I heard it was no slicker, just pin-head. But what do I know, anyway.


----------



## mintchip (Apr 19, 2007)

isshinryu_mom said:


> I heard it was no slicker, just pin-head. But what do I know, anyway.


I heard the same thing but I has the CC pin brushes......
PS-Never heard of that shampoo


----------



## Havtahava (Aug 20, 2006)

A lot of people recommend that you only use dog shampoos & conditioners on dogs because their pH levels are different than ours are. Pantene isn't one of the more drying products, but they do have silicone residue that is left on the hair. Some people choose to use it on their dogs and I used it four years ago, but not since then unless I didn't have any dog products with me and we were in a pinch.

I completely disagree with the groomer about using a slicker on the body of the coat for regular grooming though. Slickers should only be used on a Hav coat by someone who is very experienced in the grooming or you can damage the coat pretty badly. Pin brushes are best for regular grooming, BUT *not* pin brushes that have the little ball tips on the ends. If your pin brush has the ball tips, you could also be ripping the coat.
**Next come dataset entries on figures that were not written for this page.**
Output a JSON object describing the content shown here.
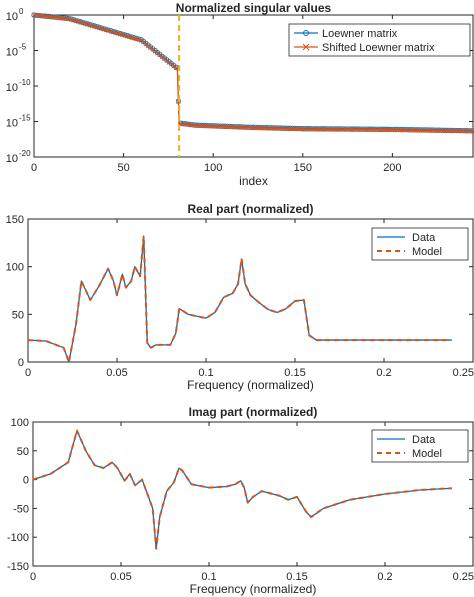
{
  "colors": {
    "blue": "#0072BD",
    "orange": "#D95319",
    "marker_line": "#EDB120",
    "axis": "#262626"
  },
  "chart_data": [
    {
      "type": "line",
      "title": "Normalized singular values",
      "xlabel": "index",
      "ylabel": "",
      "yscale": "log",
      "xlim": [
        0,
        245
      ],
      "ylim_exponent": [
        -20,
        0
      ],
      "xticks": [
        "0",
        "50",
        "100",
        "150",
        "200"
      ],
      "xtick_values": [
        0,
        50,
        100,
        150,
        200
      ],
      "yticks": [
        "10",
        "10",
        "10",
        "10",
        "10"
      ],
      "ytick_exponents": [
        "0",
        "-5",
        "-10",
        "-15",
        "-20"
      ],
      "ytick_values": [
        0,
        -5,
        -10,
        -15,
        -20
      ],
      "vline_x": 81,
      "legend": [
        "Loewner matrix",
        "Shifted Loewner matrix"
      ],
      "legend_position": "top-right",
      "series": [
        {
          "name": "Loewner matrix",
          "marker": "o",
          "x": [
            0,
            20,
            40,
            60,
            75,
            80,
            81,
            90,
            120,
            150,
            200,
            245
          ],
          "log10_values": [
            0,
            -0.5,
            -2,
            -3.5,
            -6.5,
            -7.5,
            -15.2,
            -15.5,
            -15.8,
            -16.0,
            -16.1,
            -16.3
          ]
        },
        {
          "name": "Shifted Loewner matrix",
          "marker": "x",
          "x": [
            0,
            20,
            40,
            60,
            75,
            80,
            81,
            90,
            120,
            150,
            200,
            245
          ],
          "log10_values": [
            0,
            -0.6,
            -2.1,
            -3.6,
            -6.6,
            -7.6,
            -15.3,
            -15.6,
            -15.9,
            -16.1,
            -16.2,
            -16.4
          ]
        }
      ]
    },
    {
      "type": "line",
      "title": "Real part (normalized)",
      "xlabel": "Frequency (normalized)",
      "ylabel": "",
      "xlim": [
        0,
        0.25
      ],
      "ylim": [
        0,
        150
      ],
      "xticks": [
        "0",
        "0.05",
        "0.1",
        "0.15",
        "0.2",
        "0.25"
      ],
      "xtick_values": [
        0,
        0.05,
        0.1,
        0.15,
        0.2,
        0.25
      ],
      "yticks": [
        "0",
        "50",
        "100",
        "150"
      ],
      "ytick_values": [
        0,
        50,
        100,
        150
      ],
      "legend": [
        "Data",
        "Model"
      ],
      "legend_position": "top-right",
      "x": [
        0,
        0.01,
        0.02,
        0.023,
        0.027,
        0.03,
        0.035,
        0.04,
        0.045,
        0.048,
        0.05,
        0.053,
        0.055,
        0.058,
        0.06,
        0.063,
        0.065,
        0.067,
        0.069,
        0.072,
        0.08,
        0.083,
        0.085,
        0.09,
        0.1,
        0.105,
        0.11,
        0.115,
        0.118,
        0.12,
        0.122,
        0.125,
        0.13,
        0.135,
        0.14,
        0.145,
        0.15,
        0.155,
        0.158,
        0.162,
        0.17,
        0.2,
        0.238
      ],
      "series": [
        {
          "name": "Data",
          "values": [
            23,
            22,
            15,
            0,
            40,
            85,
            65,
            80,
            98,
            85,
            70,
            92,
            78,
            85,
            100,
            90,
            132,
            20,
            15,
            18,
            18,
            30,
            56,
            50,
            46,
            52,
            68,
            72,
            82,
            108,
            82,
            70,
            62,
            55,
            52,
            56,
            64,
            65,
            28,
            23,
            23,
            23,
            23
          ]
        },
        {
          "name": "Model",
          "values": [
            23,
            22,
            15,
            0,
            40,
            85,
            65,
            80,
            98,
            85,
            70,
            92,
            78,
            85,
            100,
            90,
            132,
            20,
            15,
            18,
            18,
            30,
            56,
            50,
            46,
            52,
            68,
            72,
            82,
            108,
            82,
            70,
            62,
            55,
            52,
            56,
            64,
            65,
            28,
            23,
            23,
            23,
            23
          ]
        }
      ]
    },
    {
      "type": "line",
      "title": "Imag part (normalized)",
      "xlabel": "Frequency (normalized)",
      "ylabel": "",
      "xlim": [
        0,
        0.25
      ],
      "ylim": [
        -150,
        100
      ],
      "xticks": [
        "0",
        "0.05",
        "0.1",
        "0.15",
        "0.2",
        "0.25"
      ],
      "xtick_values": [
        0,
        0.05,
        0.1,
        0.15,
        0.2,
        0.25
      ],
      "yticks": [
        "100",
        "50",
        "0",
        "-50",
        "-100",
        "-150"
      ],
      "ytick_values": [
        100,
        50,
        0,
        -50,
        -100,
        -150
      ],
      "legend": [
        "Data",
        "Model"
      ],
      "legend_position": "top-right",
      "x": [
        0,
        0.01,
        0.02,
        0.025,
        0.03,
        0.035,
        0.04,
        0.045,
        0.048,
        0.052,
        0.055,
        0.058,
        0.062,
        0.065,
        0.068,
        0.07,
        0.072,
        0.076,
        0.08,
        0.083,
        0.085,
        0.09,
        0.1,
        0.11,
        0.115,
        0.118,
        0.12,
        0.122,
        0.125,
        0.13,
        0.14,
        0.145,
        0.15,
        0.155,
        0.158,
        0.165,
        0.18,
        0.2,
        0.22,
        0.238
      ],
      "series": [
        {
          "name": "Data",
          "values": [
            0,
            10,
            30,
            85,
            50,
            25,
            20,
            30,
            20,
            -2,
            10,
            -10,
            0,
            -25,
            -50,
            -120,
            -65,
            -20,
            -5,
            20,
            15,
            -8,
            -14,
            -12,
            -8,
            -2,
            -14,
            -40,
            -30,
            -20,
            -28,
            -35,
            -30,
            -55,
            -65,
            -50,
            -35,
            -25,
            -18,
            -15
          ]
        },
        {
          "name": "Model",
          "values": [
            0,
            10,
            30,
            85,
            50,
            25,
            20,
            30,
            20,
            -2,
            10,
            -10,
            0,
            -25,
            -50,
            -120,
            -65,
            -20,
            -5,
            20,
            15,
            -8,
            -14,
            -12,
            -8,
            -2,
            -14,
            -40,
            -30,
            -20,
            -28,
            -35,
            -30,
            -55,
            -65,
            -50,
            -35,
            -25,
            -18,
            -15
          ]
        }
      ]
    }
  ]
}
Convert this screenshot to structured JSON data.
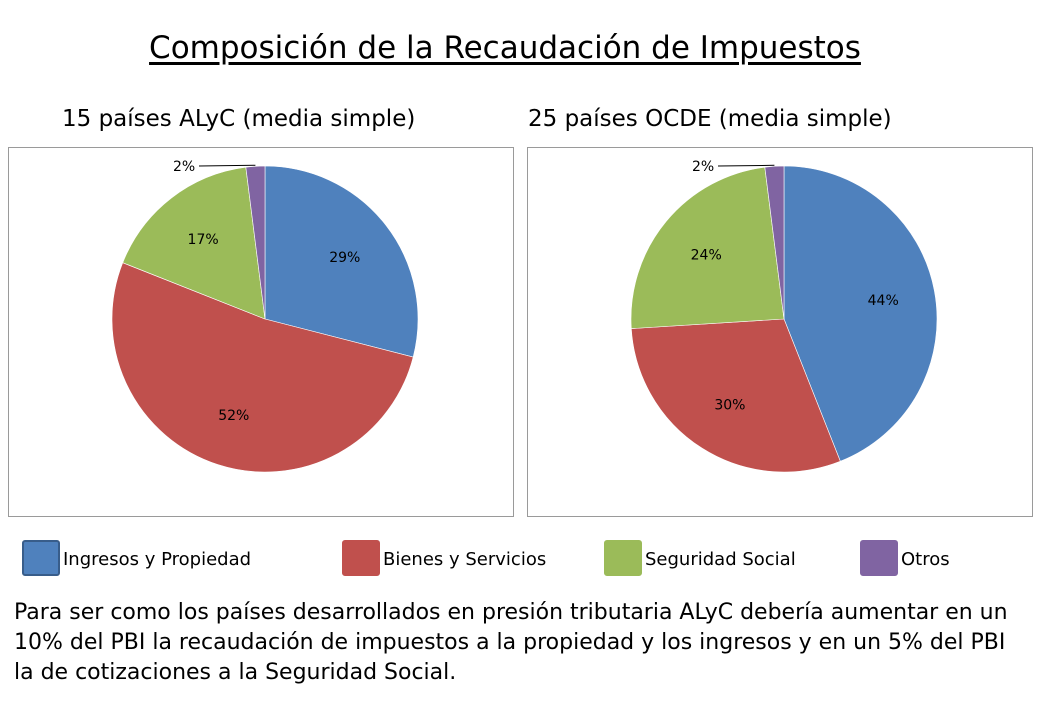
{
  "page": {
    "title": "Composición de la Recaudación de Impuestos",
    "footer": "Para ser como los países desarrollados en presión tributaria ALyC debería aumentar en un 10% del PBI la recaudación de impuestos a la propiedad y los ingresos y en un 5% del PBI la de cotizaciones a la Seguridad Social."
  },
  "chart_data": [
    {
      "type": "pie",
      "title": "15 países ALyC (media simple)",
      "categories": [
        "Ingresos y Propiedad",
        "Bienes y Servicios",
        "Seguridad Social",
        "Otros"
      ],
      "values": [
        29,
        52,
        17,
        2
      ],
      "data_labels": [
        "29%",
        "52%",
        "17%",
        "2%"
      ],
      "colors": [
        "#4F81BD",
        "#C0504D",
        "#9BBB59",
        "#8064A2"
      ],
      "start": "12 o'clock",
      "direction": "clockwise"
    },
    {
      "type": "pie",
      "title": "25 países OCDE (media simple)",
      "categories": [
        "Ingresos y Propiedad",
        "Bienes y Servicios",
        "Seguridad Social",
        "Otros"
      ],
      "values": [
        44,
        30,
        24,
        2
      ],
      "data_labels": [
        "44%",
        "30%",
        "24%",
        "2%"
      ],
      "colors": [
        "#4F81BD",
        "#C0504D",
        "#9BBB59",
        "#8064A2"
      ],
      "start": "12 o'clock",
      "direction": "clockwise"
    }
  ],
  "legend": {
    "placement": "bottom",
    "items": [
      {
        "label": "Ingresos y Propiedad",
        "color": "#4F81BD",
        "border": "#385D8A"
      },
      {
        "label": "Bienes y Servicios",
        "color": "#C0504D",
        "border": "#C0504D"
      },
      {
        "label": "Seguridad Social",
        "color": "#9BBB59",
        "border": "#9BBB59"
      },
      {
        "label": "Otros",
        "color": "#8064A2",
        "border": "#8064A2"
      }
    ]
  }
}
Chris Christensen brushes (www.chrissystems.com) are my favorites, but they are definitely pricey.


----------



## havcrazy (Jul 12, 2008)

*Anyone tried this shampoo and conditioner*

I have also never heard of that shampoo & conditioner but i would never throw away my pin brush for a slicker thats for sure, but may be she was refuring you to use the brush because you clip the coat, as you would never use a slicker on a long coat.


----------